Edgardo
Rafael Malaspina Guerra (Universidad Rómulo Gallegos, Venezuela)
Se
dice que el cerebro humano se desarrolló cuando empezamos a consumir proteína
animal; entonces, vegetarianos y veganos pudieran estar contrariando a la
naturaleza misma, aunque estoy convencido de que existen poderosas razones
filosóficas y científicas para estar de acuerdo con sus posiciones. El respeto
absoluto hacia el reino animal pudiera darse en un mundo con grandes
transvaloraciones rayanas en lo nietzscheano, con cambios transcendentales de
la agricultura para masivamente acceder a las proteínas vegetales. Pero eso
sería insuficiente: los cambios tendrían que ser también gastronómicos y en
general culturales para que dejemos de
comer carne, botemos nuestras chaquetas, carteras y correas de cuero; no
asistamos al circo, a las galleras, las
corridas y a los toros coleados.
Por
otro lado, cabe destacar que todos los adelantos farmacológicos que han
permitido vencer muchas enfermedades se los debemos a los animales. Desde que
Claude Bernard fundó la Medicina Experimental (Fisiopatología) ningún
medicamento va a los humanos sin haber sido probado en animales. El maltrato al
animal de laboratorio, que algunos dicen se fundamenta en el error de
Descartes, quien consideró que no sentían dolor, ha sido tema sobre el cual se
ha legislado, gracias a las organizaciones defensoras de los animales. Por lo
visto, no podemos desprendernos de la gran ayuda que nos prestan los animales,
por eso lo que procede es establecer reglas claras, humanas y éticas, para
obtener esa ayuda.
Hablemos
ahora del genoma humano y el de seis mamíferos: el chimpancé, el perro, la
vaca, el gato el ratón y la rata. Las
coincidencias en el material genético de nosotros con el de esos animales son tantas que no hay dudas en
que tenemos un ancestro común. El aspecto físico y la conducta corroboran que
los animales son nuestros familiares lejanos.

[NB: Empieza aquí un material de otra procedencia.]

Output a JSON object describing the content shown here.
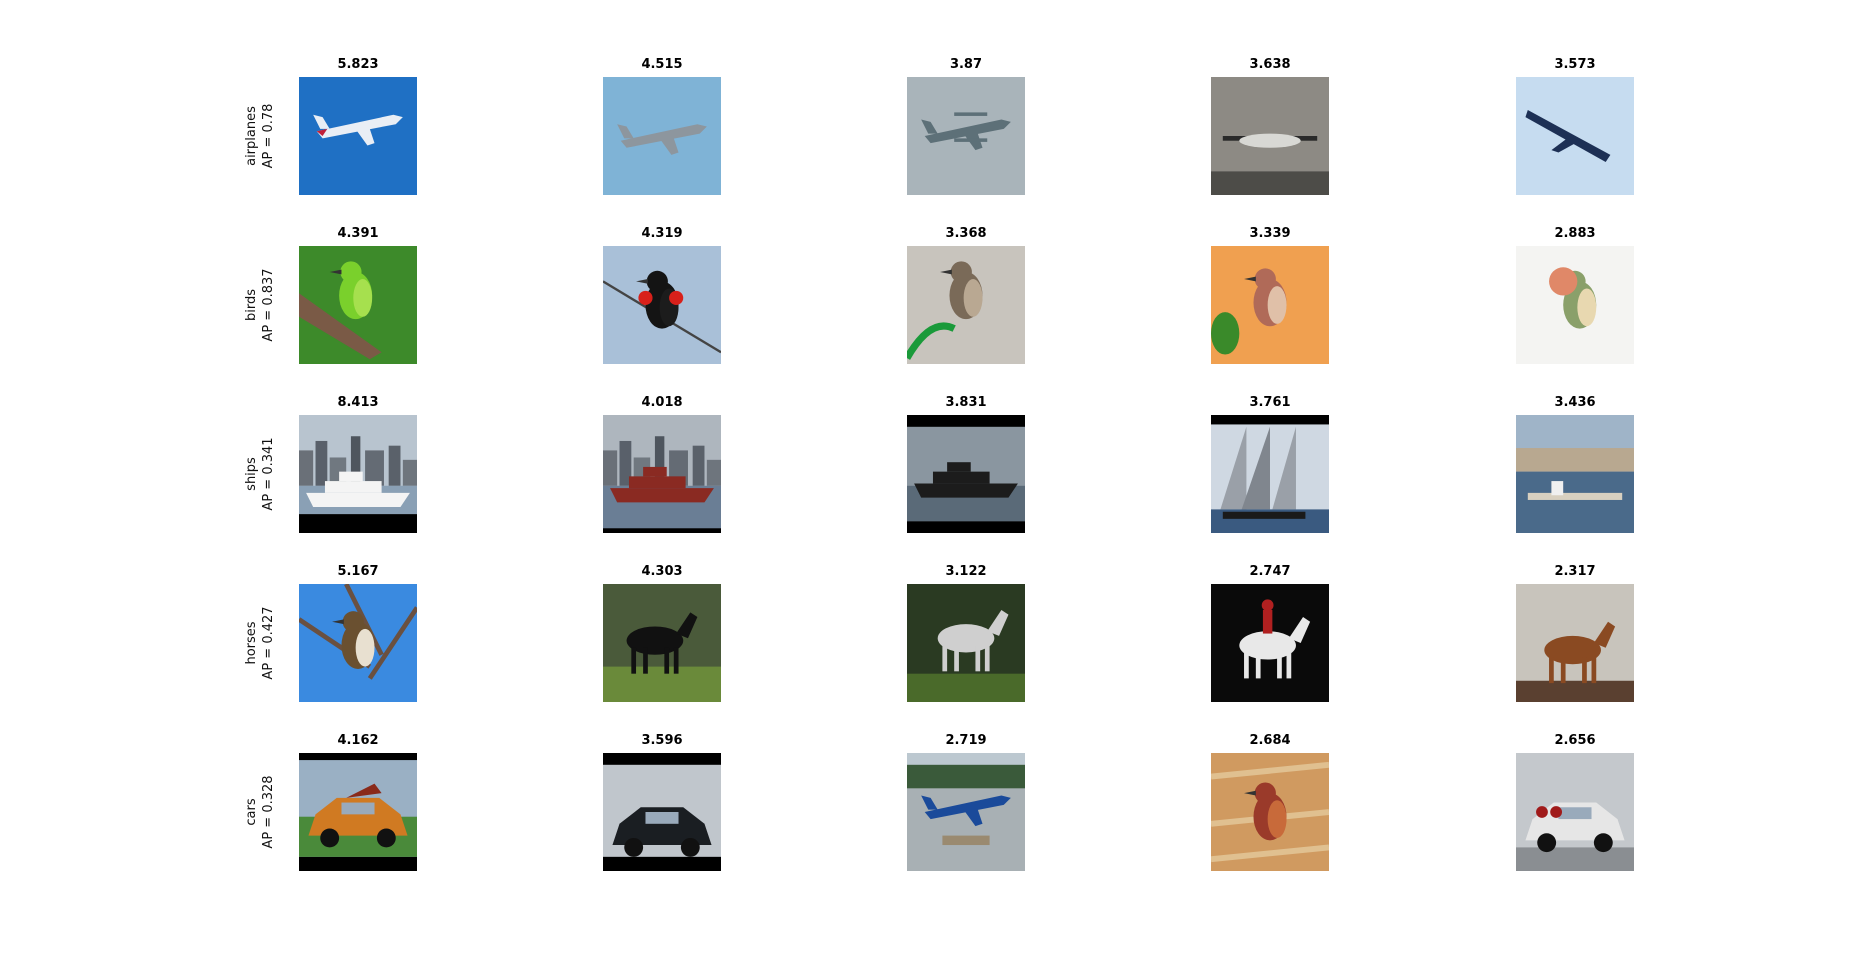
{
  "rows": [
    {
      "class_name": "airplanes",
      "ap": "AP = 0.78",
      "scores": [
        "5.823",
        "4.515",
        "3.87",
        "3.638",
        "3.573"
      ],
      "thumbs": [
        "airplane-photo",
        "jet-fighter-photo",
        "biplane-photo",
        "propeller-plane-photo",
        "jet-plane-photo"
      ]
    },
    {
      "class_name": "birds",
      "ap": "AP = 0.837",
      "scores": [
        "4.391",
        "4.319",
        "3.368",
        "3.339",
        "2.883"
      ],
      "thumbs": [
        "green-bird-photo",
        "blackbird-photo",
        "hummingbird-photo",
        "finch-photo",
        "lovebird-photo"
      ]
    },
    {
      "class_name": "ships",
      "ap": "AP = 0.341",
      "scores": [
        "8.413",
        "4.018",
        "3.831",
        "3.761",
        "3.436"
      ],
      "thumbs": [
        "cruise-ship-photo",
        "cargo-ship-photo",
        "ocean-liner-photo",
        "sailboat-photo",
        "harbor-photo"
      ]
    },
    {
      "class_name": "horses",
      "ap": "AP = 0.427",
      "scores": [
        "5.167",
        "4.303",
        "3.122",
        "2.747",
        "2.317"
      ],
      "thumbs": [
        "perched-bird-photo",
        "black-horse-photo",
        "white-horse-photo",
        "rider-horse-photo",
        "grazing-horse-photo"
      ]
    },
    {
      "class_name": "cars",
      "ap": "AP = 0.328",
      "scores": [
        "4.162",
        "3.596",
        "2.719",
        "2.684",
        "2.656"
      ],
      "thumbs": [
        "orange-car-photo",
        "black-car-photo",
        "seaplane-photo",
        "red-bird-photo",
        "white-car-photo"
      ]
    }
  ],
  "colors": {
    "background": "#ffffff",
    "label_text": "#111111",
    "score_text": "#000000"
  }
}
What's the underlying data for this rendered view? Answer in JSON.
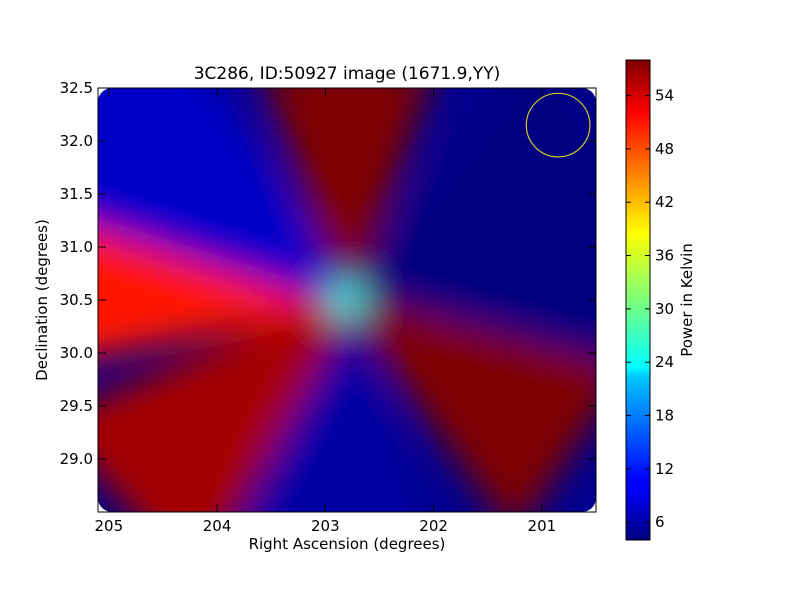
{
  "chart_data": {
    "type": "heatmap",
    "title": "3C286, ID:50927 image (1671.9,YY)",
    "xlabel": "Right Ascension (degrees)",
    "ylabel": "Declination (degrees)",
    "xlim": [
      205.1,
      200.5
    ],
    "ylim": [
      28.5,
      32.5
    ],
    "x_ticks": [
      205,
      204,
      203,
      202,
      201
    ],
    "x_tick_labels": [
      "205",
      "204",
      "203",
      "202",
      "201"
    ],
    "y_ticks": [
      29.0,
      29.5,
      30.0,
      30.5,
      31.0,
      31.5,
      32.0,
      32.5
    ],
    "y_tick_labels": [
      "29.0",
      "29.5",
      "30.0",
      "30.5",
      "31.0",
      "31.5",
      "32.0",
      "32.5"
    ],
    "colormap": "jet",
    "colorbar": {
      "label": "Power in Kelvin",
      "range": [
        4,
        58
      ],
      "ticks": [
        6,
        12,
        18,
        24,
        30,
        36,
        42,
        48,
        54
      ],
      "tick_labels": [
        "6",
        "12",
        "18",
        "24",
        "30",
        "36",
        "42",
        "48",
        "54"
      ]
    },
    "center": {
      "ra": 202.8,
      "dec": 30.5,
      "value": 25
    },
    "spokes": [
      {
        "direction": "north",
        "ra": 202.8,
        "dec": 31.9,
        "value": 58
      },
      {
        "direction": "south",
        "ra": 202.9,
        "dec": 29.0,
        "value": 6
      },
      {
        "direction": "west",
        "ra": 204.8,
        "dec": 30.8,
        "value": 50
      },
      {
        "direction": "east",
        "ra": 201.0,
        "dec": 30.6,
        "value": 4
      },
      {
        "direction": "north-west",
        "ra": 204.5,
        "dec": 31.8,
        "value": 8
      },
      {
        "direction": "north-east",
        "ra": 201.3,
        "dec": 31.5,
        "value": 4
      },
      {
        "direction": "south-west",
        "ra": 204.1,
        "dec": 29.3,
        "value": 56
      },
      {
        "direction": "south-east",
        "ra": 201.5,
        "dec": 29.6,
        "value": 58
      }
    ],
    "marker": {
      "shape": "circle",
      "ra": 200.85,
      "dec": 32.15,
      "radius_deg": 0.3,
      "color": "#d4c820"
    },
    "grid": false,
    "legend": "none"
  }
}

No hay que ser muy listo para
entenderlo. La ciencia no hace más que comprobar lo que el hombre primitivo
supo instintivamente. Los fabulistas antiguos
sospecharon algo. Hay gente graciosa como los monos ,obediente como los
perros, sigilosos como los gatos, bondadosas como las vacas; y, por supuesto,
las hay también de proceder execrablemente ratonil y que llevan la impronta
genética de las ratas y actúan como tales. Estos dos últimos especímenes debemos aceptarlos también como nuestros
hermanos aunque sea con un pañuelo en la nariz. Los hindúes ya lo hacen desde
siglos: en el templo Karni Mata las ratas y ratones deambulan libremente entre
bebederos, comederos y creyentes.
En
fin, los animales son nuestros hermanos menores, como dijo un filósofo ruso.
Sobran razones religiosa (Dios nos creó a todos) y científicas (teoría de la
evolución, genomas, etc.) para no dudar de esa tesis.